Human placenta shown a few minutes after birth. The side shown faces the baby with the umbilical cord top right. The unseen side connects to the uterine wall. The white fringe surrounding the bottom is the remnants of the amniotic sac. You can see the differences in the umbilical vein and arteries.
  • Umbilical Arteries

The exchange of gases, nutrients and oxygen takes place between the maternal blood and fetal blood. There are 2 main arteries.

  • Umbilical Vein

Vein that carries nutrients and oxygen away from the placenta to the growing fetus. It also carries oxygen and nutrient rich blood. There is only 1 main vein.

  • Fetus doesn't use its lungs for gas exchange, only a small amount of blood is pumped to fetal lungs in order to support their development.

Umbilical Abnormalities

  • Single Umbilical Artery

One artery instead of two will result in chromosomal abnormalities. Some of these defects include poor fetal growth, preterm delivery, and still births. This can be detected by a routine ultrasound. If an ultrasound is done and no other complications or abnormalities are detected, the baby will usually be born healthy.

  • Umbilical Prolapse

This condition usually happens when a cord is too long. The baby may be born prematurely or will be breech.

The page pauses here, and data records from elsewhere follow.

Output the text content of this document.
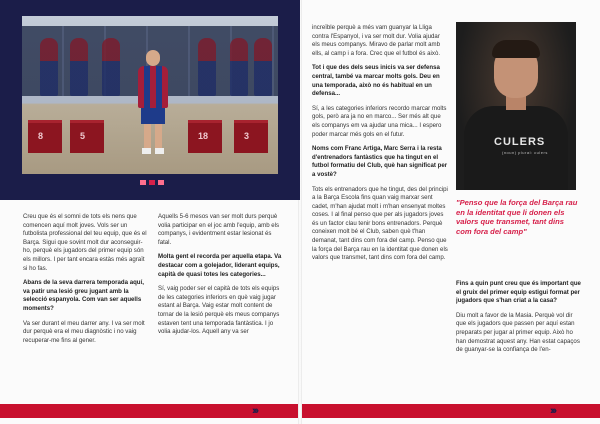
8	5	18	3

Creu que és el somni de tots els nens que comencen aquí molt joves. Vols ser un futbolista professional del teu equip, que és el Barça. Sigui que sovint molt dur aconseguir-ho, perquè els jugadors del primer equip són els millors. I per tant encara estàs més agraït si ho fas.

Abans de la seva darrera temporada aquí, va patir una lesió greu jugant amb la selecció espanyola. Com van ser aquells moments?

Va ser durant el meu darrer any. I va ser molt dur perquè era el meu diagnòstic i no vaig recuperar-me fins al gener.

Aquells 5-6 mesos van ser molt durs perquè volia participar en el joc amb l'equip, amb els companys, i evidentment estar lesionat és fatal.

Molta gent el recorda per aquella etapa. Va destacar com a golejador, liderant equips, capità de quasi totes les categories...

Sí, vaig poder ser el capità de tots els equips de les categories inferiors en què vaig jugar estant al Barça. Vaig estar molt content de tornar de la lesió perquè els meus companys estaven tent una temporada fantàstica. I jo volia ajudar-los. Aquell any va ser

increïble perquè a més vam guanyar la Lliga contra l'Espanyol, i va ser molt dur. Volia ajudar els meus companys. Miravo de parlar molt amb ells, al camp i a fora. Crec que el futbol és això.

Tot i que des dels seus inicis va ser defensa central, també va marcar molts gols. Deu en una temporada, això no és habitual en un defensa...

Sí, a les categories inferiors recordo marcar molts gols, però ara ja no en marco... Ser més alt que els companys em va ajudar una mica... I espero poder marcar més gols en el futur.

Noms com Franc Artiga, Marc Serra i la resta d'entrenadors fantàstics que ha tingut en el futbol formatiu del Club, què han significat per a vostè?

Tots els entrenadors que he tingut, des del principi a la Barça Escola fins quan vaig marxar sent cadet, m'han ajudat molt i m'han ensenyat moltes coses. I al final penso que per als jugadors joves és un factor clau tenir bons entrenadors. Perquè coneixen molt bé el Club, saben què t'han demanat, tant dins com fora del camp. Penso que la força del Barça rau en la identitat que donen els valors que transmet, tant dins com fora del camp.

CULERS
(noun) plural: culers
"Penso que la força del Barça rau en la identitat que li donen els valors que transmet, tant dins com fora del camp"

Fins a quin punt creu que és important que el gruix del primer equip estigui format per jugadors que s'han criat a la casa?

Diu molt a favor de la Masia. Perquè vol dir que els jugadors que passen per aquí estan preparats per jugar al primer equip. Això ho han demostrat aquest any. Han estat capaços de guanyar-se la confiança de l'en-

›››	›››
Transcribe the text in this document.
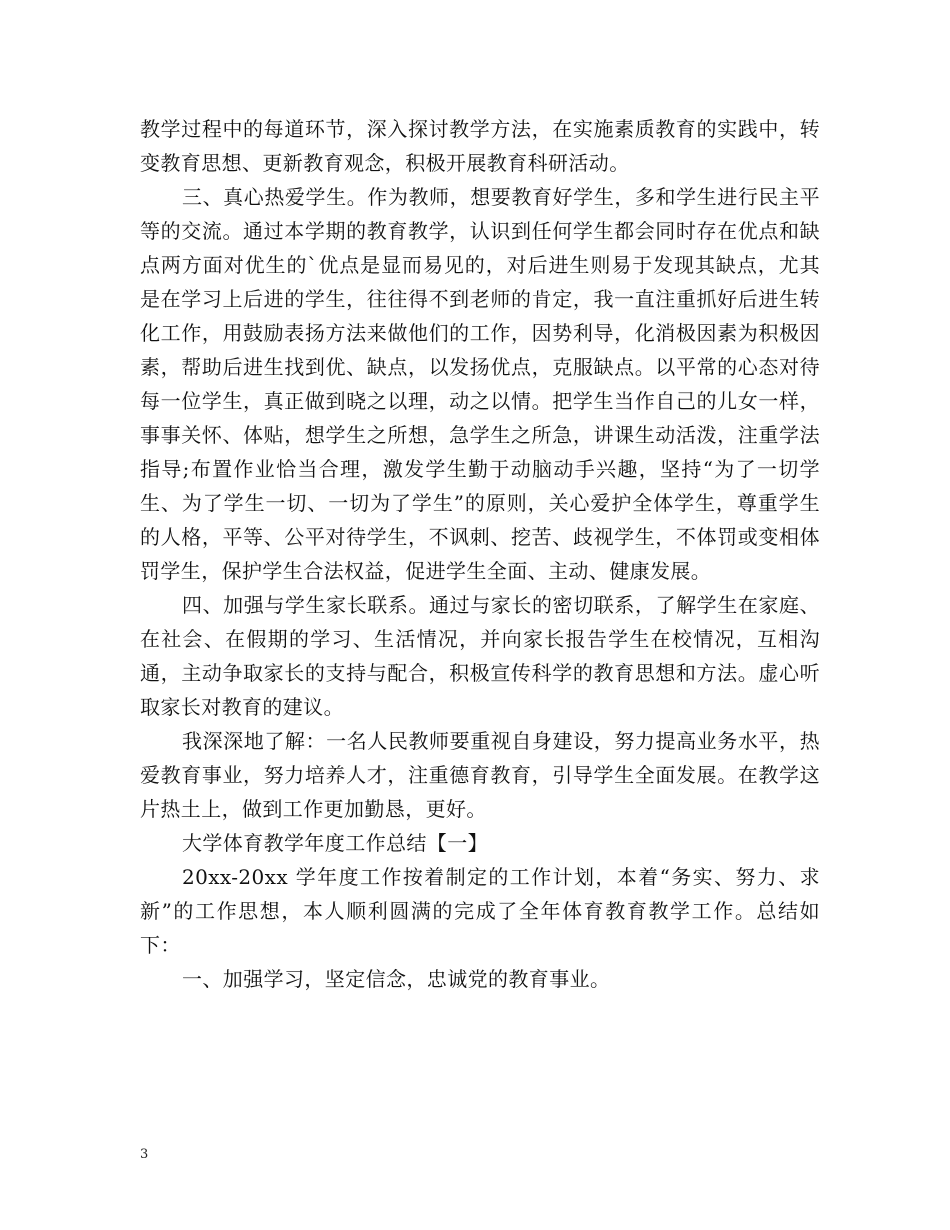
教学过程中的每道环节，深入探讨教学方法，在实施素质教育的实践中，转变教育思想、更新教育观念，积极开展教育科研活动。

三、真心热爱学生。作为教师，想要教育好学生，多和学生进行民主平等的交流。通过本学期的教育教学，认识到任何学生都会同时存在优点和缺点两方面对优生的`优点是显而易见的，对后进生则易于发现其缺点，尤其是在学习上后进的学生，往往得不到老师的肯定，我一直注重抓好后进生转化工作，用鼓励表扬方法来做他们的工作，因势利导，化消极因素为积极因素，帮助后进生找到优、缺点，以发扬优点，克服缺点。以平常的心态对待每一位学生，真正做到晓之以理，动之以情。把学生当作自己的儿女一样，事事关怀、体贴，想学生之所想，急学生之所急，讲课生动活泼，注重学法指导;布置作业恰当合理，激发学生勤于动脑动手兴趣，坚持“为了一切学生、为了学生一切、一切为了学生”的原则，关心爱护全体学生，尊重学生的人格，平等、公平对待学生，不讽刺、挖苦、歧视学生，不体罚或变相体罚学生，保护学生合法权益，促进学生全面、主动、健康发展。

四、加强与学生家长联系。通过与家长的密切联系，了解学生在家庭、在社会、在假期的学习、生活情况，并向家长报告学生在校情况，互相沟通，主动争取家长的支持与配合，积极宣传科学的教育思想和方法。虚心听取家长对教育的建议。

我深深地了解：一名人民教师要重视自身建设，努力提高业务水平，热爱教育事业，努力培养人才，注重德育教育，引导学生全面发展。在教学这片热土上，做到工作更加勤恳，更好。

大学体育教学年度工作总结【一】

20xx-20xx 学年度工作按着制定的工作计划，本着“务实、努力、求新”的工作思想，本人顺利圆满的完成了全年体育教育教学工作。总结如下：

一、加强学习，坚定信念，忠诚党的教育事业。

3
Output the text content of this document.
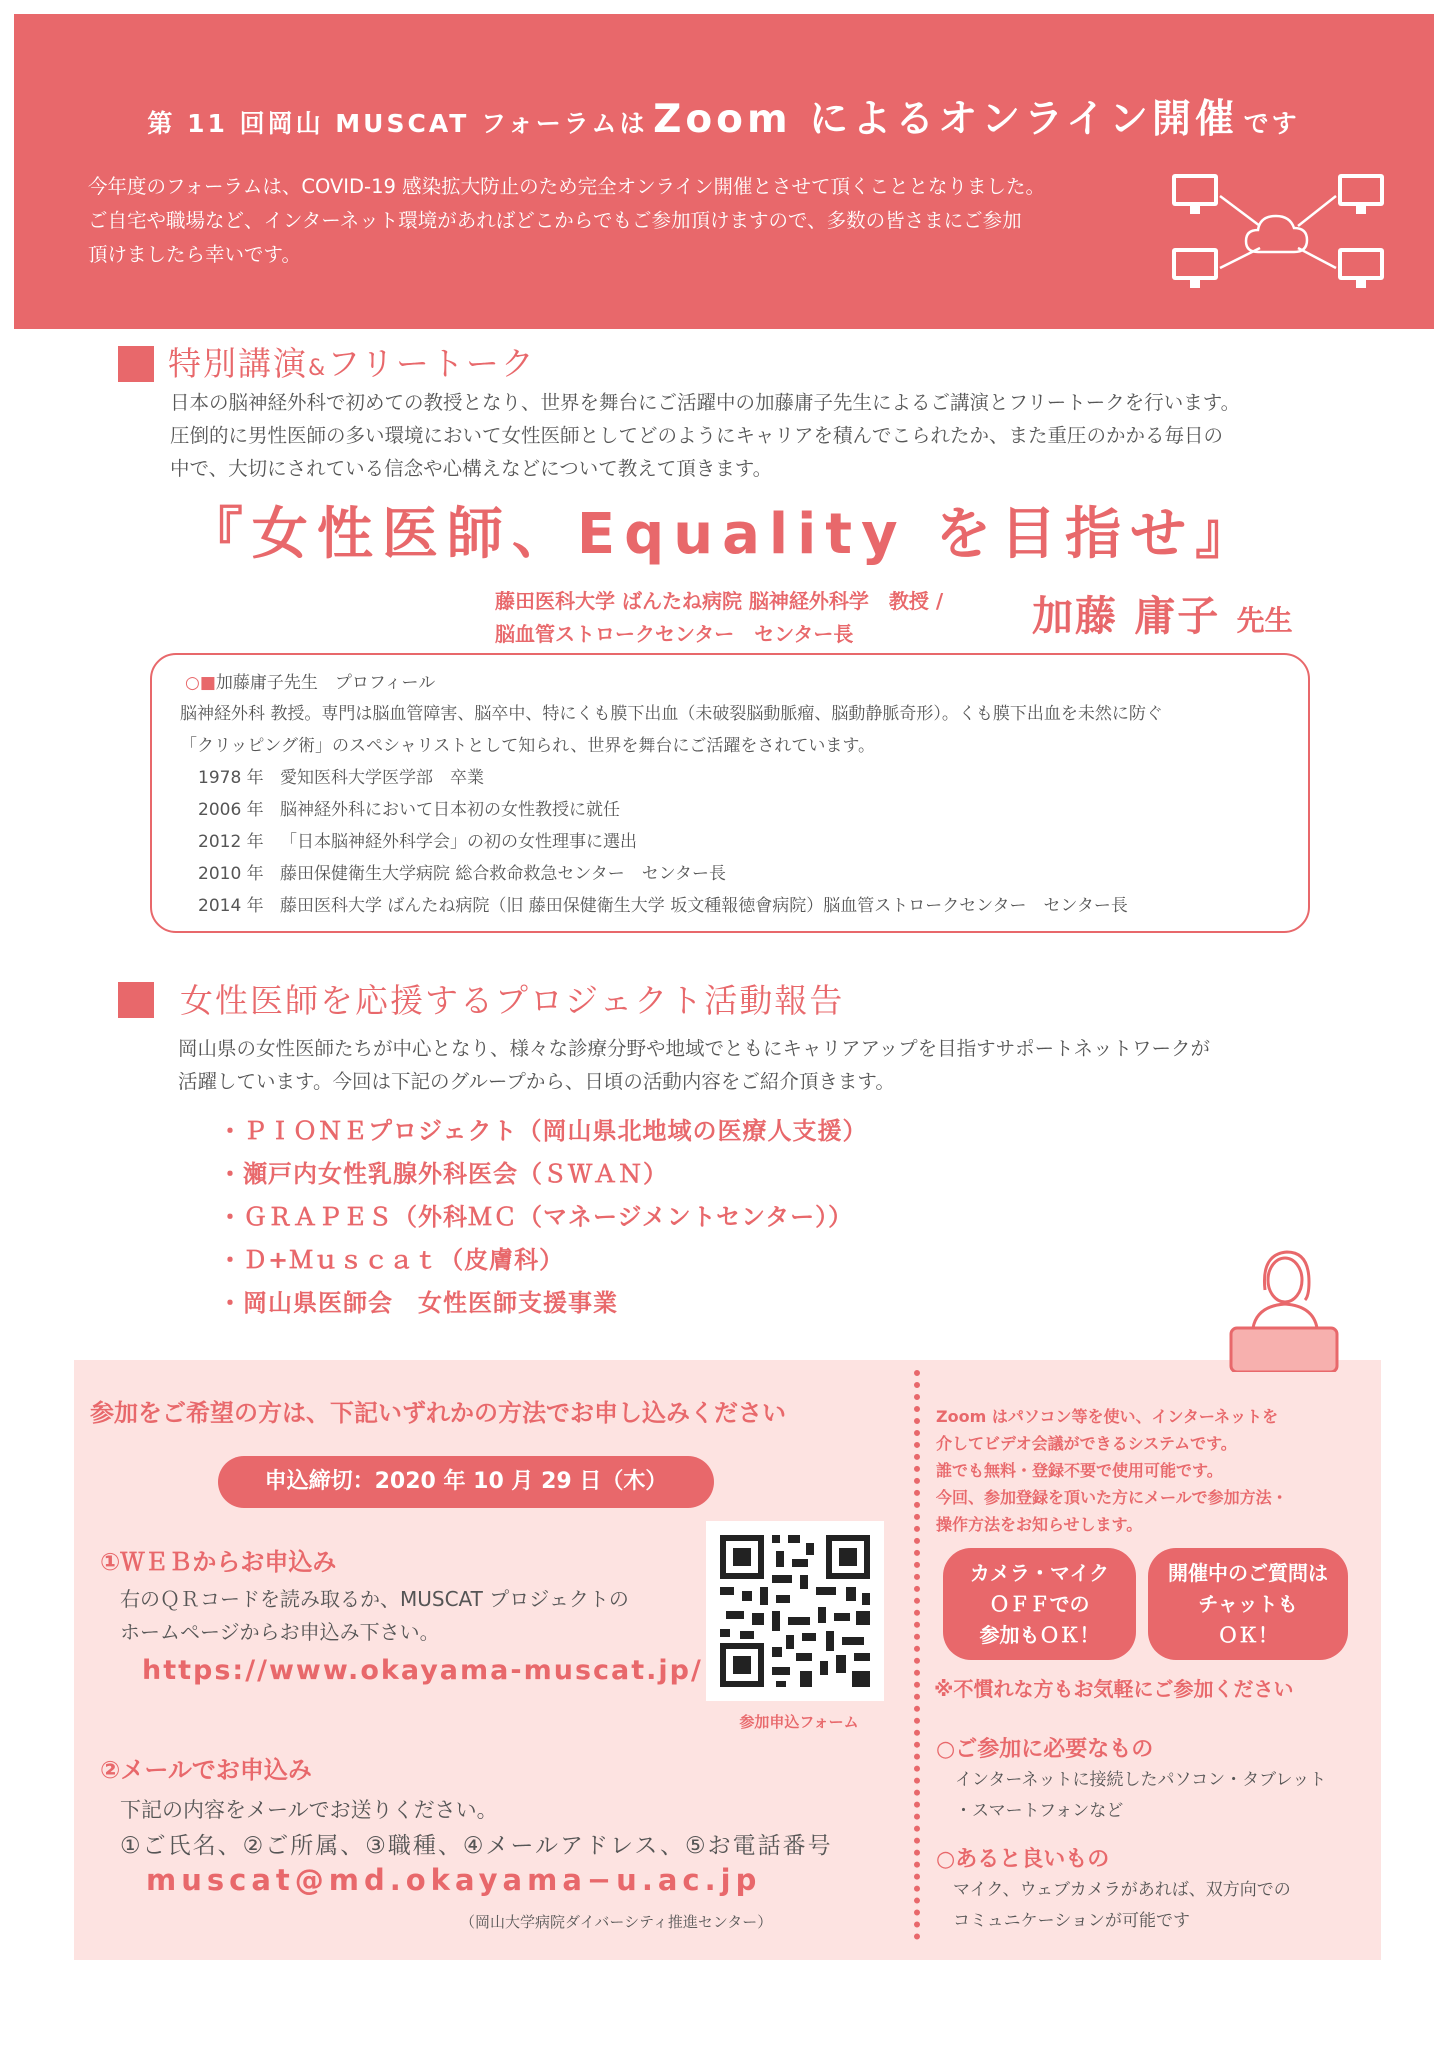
第 11 回岡山 MUSCAT フォーラムは Zoom によるオンライン開催 です
今年度のフォーラムは、COVID-19 感染拡大防止のため完全オンライン開催とさせて頂くこととなりました。
ご自宅や職場など、インターネット環境があればどこからでもご参加頂けますので、多数の皆さまにご参加
頂けましたら幸いです。
特別講演&フリートーク
日本の脳神経外科で初めての教授となり、世界を舞台にご活躍中の加藤庸子先生によるご講演とフリートークを行います。
圧倒的に男性医師の多い環境において女性医師としてどのようにキャリアを積んでこられたか、また重圧のかかる毎日の
中で、大切にされている信念や心構えなどについて教えて頂きます。
『女性医師、Equality を目指せ』
藤田医科大学 ばんたね病院 脳神経外科学　教授 /
脳血管ストロークセンター　センター長	加藤 庸子 先生
○■加藤庸子先生　プロフィール
脳神経外科 教授。専門は脳血管障害、脳卒中、特にくも膜下出血（未破裂脳動脈瘤、脳動静脈奇形）。くも膜下出血を未然に防ぐ
「クリッピング術」のスペシャリストとして知られ、世界を舞台にご活躍をされています。
1978 年 愛知医科大学医学部　卒業
2006 年 脳神経外科において日本初の女性教授に就任
2012 年 「日本脳神経外科学会」の初の女性理事に選出
2010 年 藤田保健衛生大学病院 総合救命救急センター　センター長
2014 年 藤田医科大学 ばんたね病院（旧 藤田保健衛生大学 坂文種報徳會病院）脳血管ストロークセンター　センター長
女性医師を応援するプロジェクト活動報告
岡山県の女性医師たちが中心となり、様々な診療分野や地域でともにキャリアアップを目指すサポートネットワークが
活躍しています。今回は下記のグループから、日頃の活動内容をご紹介頂きます。
・ＰＩＯＮＥプロジェクト（岡山県北地域の医療人支援）
・瀬戸内女性乳腺外科医会（ＳＷＡＮ）
・ＧＲＡＰＥＳ（外科ＭＣ（マネージメントセンター））
・Ｄ+Ｍｕｓｃａｔ（皮膚科）
・岡山県医師会　女性医師支援事業
参加をご希望の方は、下記いずれかの方法でお申し込みください
申込締切：2020 年 10 月 29 日（木）
①ＷＥＢからお申込み
右のＱＲコードを読み取るか、MUSCAT プロジェクトの
ホームページからお申込み下さい。
https://www.okayama-muscat.jp/
参加申込フォーム
②メールでお申込み
下記の内容をメールでお送りください。
①ご氏名、②ご所属、③職種、④メールアドレス、⑤お電話番号
muscat@md.okayama−u.ac.jp
（岡山大学病院ダイバーシティ推進センター）
Zoom はパソコン等を使い、インターネットを
介してビデオ会議ができるシステムです。
誰でも無料・登録不要で使用可能です。
今回、参加登録を頂いた方にメールで参加方法・
操作方法をお知らせします。
カメラ・マイク
ＯＦＦでの
参加もＯＫ！
開催中のご質問は
チャットも
ＯＫ！
※不慣れな方もお気軽にご参加ください
○ご参加に必要なもの
インターネットに接続したパソコン・タブレット
・スマートフォンなど
○あると良いもの
マイク、ウェブカメラがあれば、双方向での
コミュニケーションが可能です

  • Umbilical Nuchal Loops

This condition happens when the umbilical cord is wrapped around the baby's head at least one or more times. This can be detected when a baby is in stress or by a simple ultrasound. In most cases the mother will have a cesarean delivery. In other cases the cord may be wrapped around the hands or feet.

  • Vasa Previa

This occurs in one in every 3,000 births, which can become life threatening for the unborn baby. This complication happens when the umbilical cord inserts abnormally in the fetal membranes of the placenta, which appears abnormally shaped or positioned. Major risks include unprotected fetal blood vessels cross the cervix, oftentimes rupturing the membranes. Also, lack of blood pressure due from pressure, causes the loss of oxygen to the baby. Women who will be at risk for this would be those who already have experienced placenta previa or have used in vitro fertilization.

  • Umbilical Cord Knots

About 1% of babies are born with one or more knots in their umbilical cord. Some knots happen during labor; others happen from moving around in the womb. Most knots occur when the umbilical cord is too long. In some cases the knots can become tight, cutting off the oxygen supply to the baby. Cord knots result in miscarriages and stillbirth in 5% and 10% of most cases. Most will require a cesarean delivery.

  • Umbilical Clotting

This is more common with genetic defects, such as Factor V Leiden. This complication will prevent blood flow to and from the baby and many times will cause the placenta to also clot and die. If this is not caught early enough, the baby will die of starvation in the womb. A simple ultrasound can determine if there are problems with the blood flow.